As to him, the thinking that the conditionality of Western financial institutions’ loans is a threat to the country’s national interests is a hasty generalization that the time doesn’t demand.

The long reimbursement time table is by itself is an advantage, he says. It is also better than loans gained through bilateral relations and from countries that twist hands to impose their interests.

Structural adjustment programs (SAPs) consist of loans provided by the International Monetary Fund (IMF) and the World Bank (WB) to countries that experienced economic crises.

The two Institutions require borrowing countries to implement certain policies in order to obtain new loans (or to lower interest rates on existing ones). The conditionality clauses attached to the loans have been criticized because of their effects on the social sector.

SAPs are supposed to allow the economies of the developing countries to become more market-oriented. This then forces them to concentrate more on trade and production so it can boost their economy. Through conditions, SAPs generally implement “free market” programs and policy.
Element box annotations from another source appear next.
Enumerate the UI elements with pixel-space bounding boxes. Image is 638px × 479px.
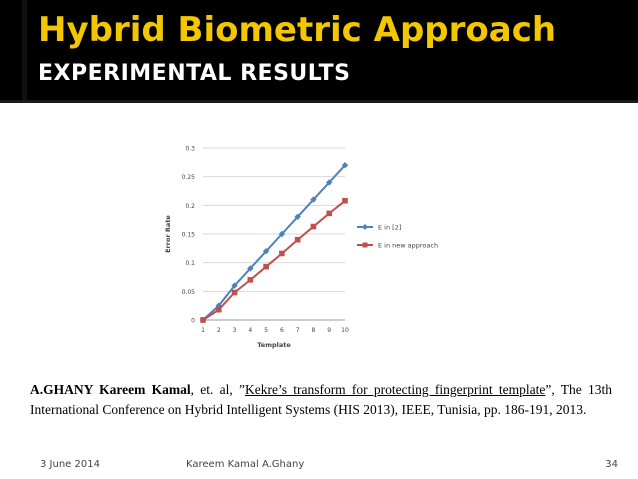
- x-tick-label: 1: [201, 327, 205, 334]
- data-point: [231, 282, 238, 289]
- data-point: [247, 277, 254, 283]
- x-tick-label: 10: [341, 327, 349, 334]
- x-tick-label: 8: [312, 327, 316, 334]
- data-point: [326, 179, 333, 186]
- x-tick-label: 2: [217, 327, 221, 334]
- error-rate-chart: 0 0.05 0.1 0.15 0.2 0.25 0.3 1 2 3 4 5 6 7 8 9 10 Templat…: [150, 135, 480, 360]
- slide-title: Hybrid Biometric Approach: [38, 10, 557, 50]
- data-point: [326, 210, 333, 217]
- y-tick-label: 0.05: [182, 289, 196, 296]
- y-tick-label: 0.2: [185, 203, 195, 210]
- legend-marker: [362, 242, 368, 248]
- slide-subtitle: EXPERIMENTAL RESULTS: [38, 61, 351, 86]
- data-point: [341, 162, 349, 169]
- citation-paper-link[interactable]: Kekre’s transform for protecting fingerp…: [244, 382, 546, 397]
- header-accent-bar: [22, 0, 27, 100]
- legend-label: E in [2]: [378, 224, 401, 232]
- citation-authors: A.GHANY Kareem Kamal: [30, 382, 191, 397]
- citation: A.GHANY Kareem Kamal, et. al, ”Kekre’s t…: [30, 380, 612, 420]
- x-tick-label: 9: [327, 327, 331, 334]
- footer-date: 3 June 2014: [40, 459, 100, 470]
- data-point: [200, 317, 206, 323]
- y-tick-label: 0.15: [182, 232, 196, 239]
- x-axis-title: Template: [257, 341, 291, 349]
- legend-label: E in new approach: [378, 242, 438, 250]
- footer-page-number: 34: [605, 459, 618, 470]
- y-tick-label: 0.3: [185, 146, 195, 153]
- data-point: [231, 289, 238, 296]
- data-point: [294, 236, 301, 243]
- data-point: [310, 223, 317, 230]
- data-point: [262, 248, 270, 255]
- data-point: [342, 197, 348, 204]
- legend-marker: [362, 224, 368, 230]
- x-tick-label: 5: [264, 327, 268, 334]
- data-point: [294, 213, 301, 220]
- data-point: [310, 196, 317, 203]
- citation-rest: ”, The 13th International Conference on …: [30, 382, 612, 417]
- y-axis-title: Error Rate: [164, 215, 172, 253]
- citation-etal: , et. al, ”: [190, 382, 245, 397]
- series-line: [202, 199, 346, 321]
- footer-author: Kareem Kamal A.Ghany: [186, 459, 305, 470]
- slide-header: [0, 0, 638, 100]
- x-tick-label: 4: [248, 327, 252, 334]
- y-tick-label: 0.25: [182, 174, 196, 181]
- header-divider: [0, 100, 638, 103]
- x-tick-label: 7: [296, 327, 300, 334]
- series-line: [202, 164, 346, 321]
- data-point: [263, 263, 269, 270]
- data-point: [215, 306, 222, 313]
- y-tick-label: 0.1: [185, 260, 195, 267]
- x-tick-label: 3: [233, 327, 237, 334]
- y-tick-label: 0: [191, 318, 195, 325]
- data-point: [279, 250, 285, 257]
- data-point: [247, 265, 254, 272]
- chart-svg: 0 0.05 0.1 0.15 0.2 0.25 0.3 1 2 3 4 5 6 7 8 9 10 Templat…: [164, 146, 438, 350]
- x-tick-label: 6: [280, 327, 284, 334]
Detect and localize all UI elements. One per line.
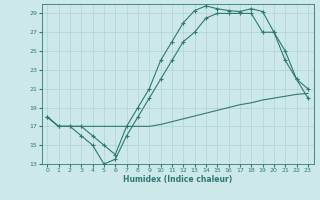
X-axis label: Humidex (Indice chaleur): Humidex (Indice chaleur) [123,175,232,184]
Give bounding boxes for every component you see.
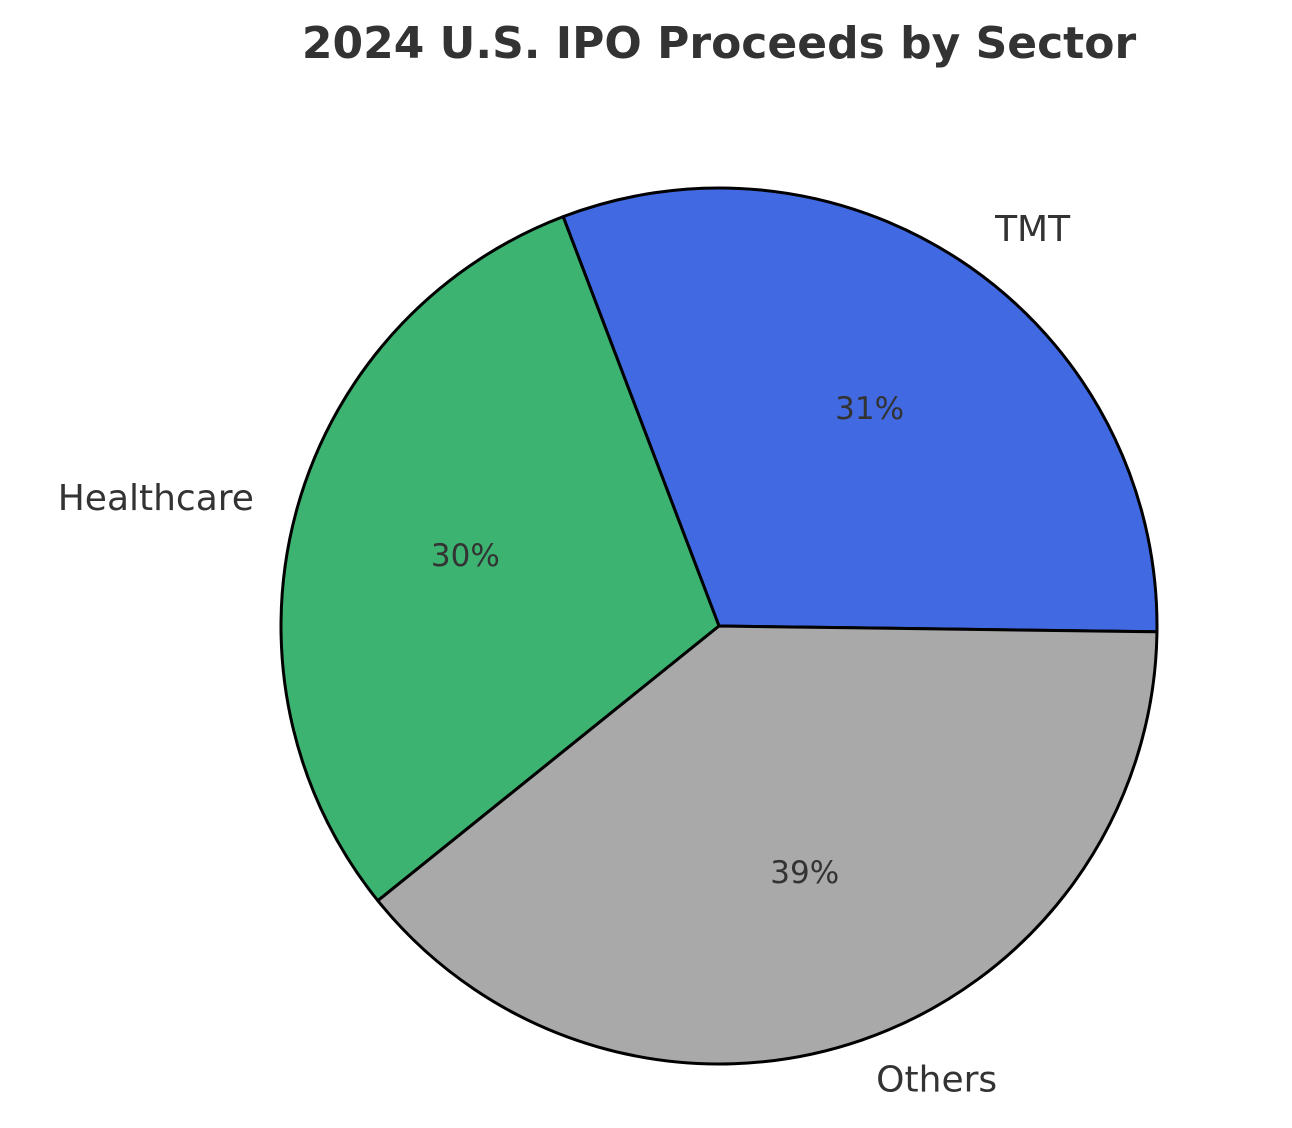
slice-label-tmt: TMT [994, 209, 1071, 250]
pie-slice-others [376, 624, 1159, 1066]
pct-label-tmt: 31% [835, 391, 904, 427]
pie-labels: TMT 31% Healthcare 30% Others 39% [58, 209, 1071, 1100]
pie-slices [279, 186, 1159, 1066]
pct-label-others: 39% [770, 855, 839, 891]
chart-title: 2024 U.S. IPO Proceeds by Sector [301, 18, 1137, 69]
slice-label-others: Others [876, 1059, 997, 1100]
pie-slice-healthcare [279, 215, 721, 903]
slice-label-healthcare: Healthcare [58, 478, 254, 519]
pct-label-healthcare: 30% [431, 538, 500, 574]
pie-slice-tmt [561, 186, 1159, 634]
Critics argue that the financial threats to poor countries amount to blackmail, and that poor nations have no choice but to comply.

Since the late 1990s, some proponents of structural adjustments (also called structural reform), such as the World Bank, have spoken of “poverty reduction” as a goal.

To increase the borrowing country’s involvement, developing countries are now encouraged to draw up the Poverty Reduction Strategy Papers (PRSPs), which essentially take the place of SAPs. Some believe that the increase of the local government’s participation in creating the policy will lead to greater ownership of the loan programs and thus better fiscal policy.